Even though the large African markets offer great opportunities, they consistently show higher risk, especially concerning currency, Estate Intel warned. Nigeria’s Naira has seen the highest depreciation with 2023 being the record high year at 50.1% Y.o.Y basis. The Kenyan Shilling (Kshs) and Egyptian Pound (EGP) have also noted significant drops on a Y.o.Y basis amidst USD shortages, with 2023 being Kenya’s highest fall over the last 13 years.

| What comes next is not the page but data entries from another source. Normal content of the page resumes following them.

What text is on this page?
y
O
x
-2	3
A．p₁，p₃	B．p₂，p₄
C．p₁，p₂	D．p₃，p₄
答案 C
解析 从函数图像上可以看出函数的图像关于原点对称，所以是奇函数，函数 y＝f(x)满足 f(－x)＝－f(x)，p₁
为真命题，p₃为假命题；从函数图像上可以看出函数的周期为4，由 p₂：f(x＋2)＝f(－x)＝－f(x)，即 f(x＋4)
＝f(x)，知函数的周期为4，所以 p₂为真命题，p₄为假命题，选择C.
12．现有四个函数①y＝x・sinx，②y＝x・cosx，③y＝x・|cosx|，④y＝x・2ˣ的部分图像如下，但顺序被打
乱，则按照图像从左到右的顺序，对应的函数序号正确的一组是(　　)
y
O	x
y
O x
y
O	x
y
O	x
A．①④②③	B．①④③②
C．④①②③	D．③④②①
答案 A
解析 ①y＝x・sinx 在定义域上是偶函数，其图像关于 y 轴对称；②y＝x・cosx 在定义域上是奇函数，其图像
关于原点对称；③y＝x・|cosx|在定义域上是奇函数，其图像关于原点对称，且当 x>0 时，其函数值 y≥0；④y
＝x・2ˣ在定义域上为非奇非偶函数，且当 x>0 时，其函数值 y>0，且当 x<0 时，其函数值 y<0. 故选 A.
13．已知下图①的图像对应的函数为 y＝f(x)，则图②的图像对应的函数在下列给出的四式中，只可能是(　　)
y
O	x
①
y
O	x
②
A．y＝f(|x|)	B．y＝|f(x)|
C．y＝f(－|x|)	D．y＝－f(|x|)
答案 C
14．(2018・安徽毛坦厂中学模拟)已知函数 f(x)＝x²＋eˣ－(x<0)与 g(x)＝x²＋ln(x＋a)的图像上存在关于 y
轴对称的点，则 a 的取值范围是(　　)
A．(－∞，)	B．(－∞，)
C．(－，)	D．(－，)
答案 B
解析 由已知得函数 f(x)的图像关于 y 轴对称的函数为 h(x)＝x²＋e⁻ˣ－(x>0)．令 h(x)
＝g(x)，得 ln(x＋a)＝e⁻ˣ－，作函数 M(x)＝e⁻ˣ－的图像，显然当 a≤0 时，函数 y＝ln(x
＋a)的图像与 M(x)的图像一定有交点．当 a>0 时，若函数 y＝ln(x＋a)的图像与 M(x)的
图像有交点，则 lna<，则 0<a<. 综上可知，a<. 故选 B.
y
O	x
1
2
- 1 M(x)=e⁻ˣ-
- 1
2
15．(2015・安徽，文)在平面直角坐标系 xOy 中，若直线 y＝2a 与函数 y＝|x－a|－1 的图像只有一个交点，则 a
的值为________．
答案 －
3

Looking ahead, the data-driven market intelligence platform for the African real estate market anticipates increased capital market activity through asset trades. “Whether these trades are occurring at the desired speed, cap rate, or capital value levels that owners require, is another story. The slow pace of secondary market activity over the past decade has prompted new and existing institutional investors to evolve from the standard private equity model—building, stabilising, and exiting—to an approach that involves longer holding periods, predominantly through income funds, as African REIT regimes continue to struggle.”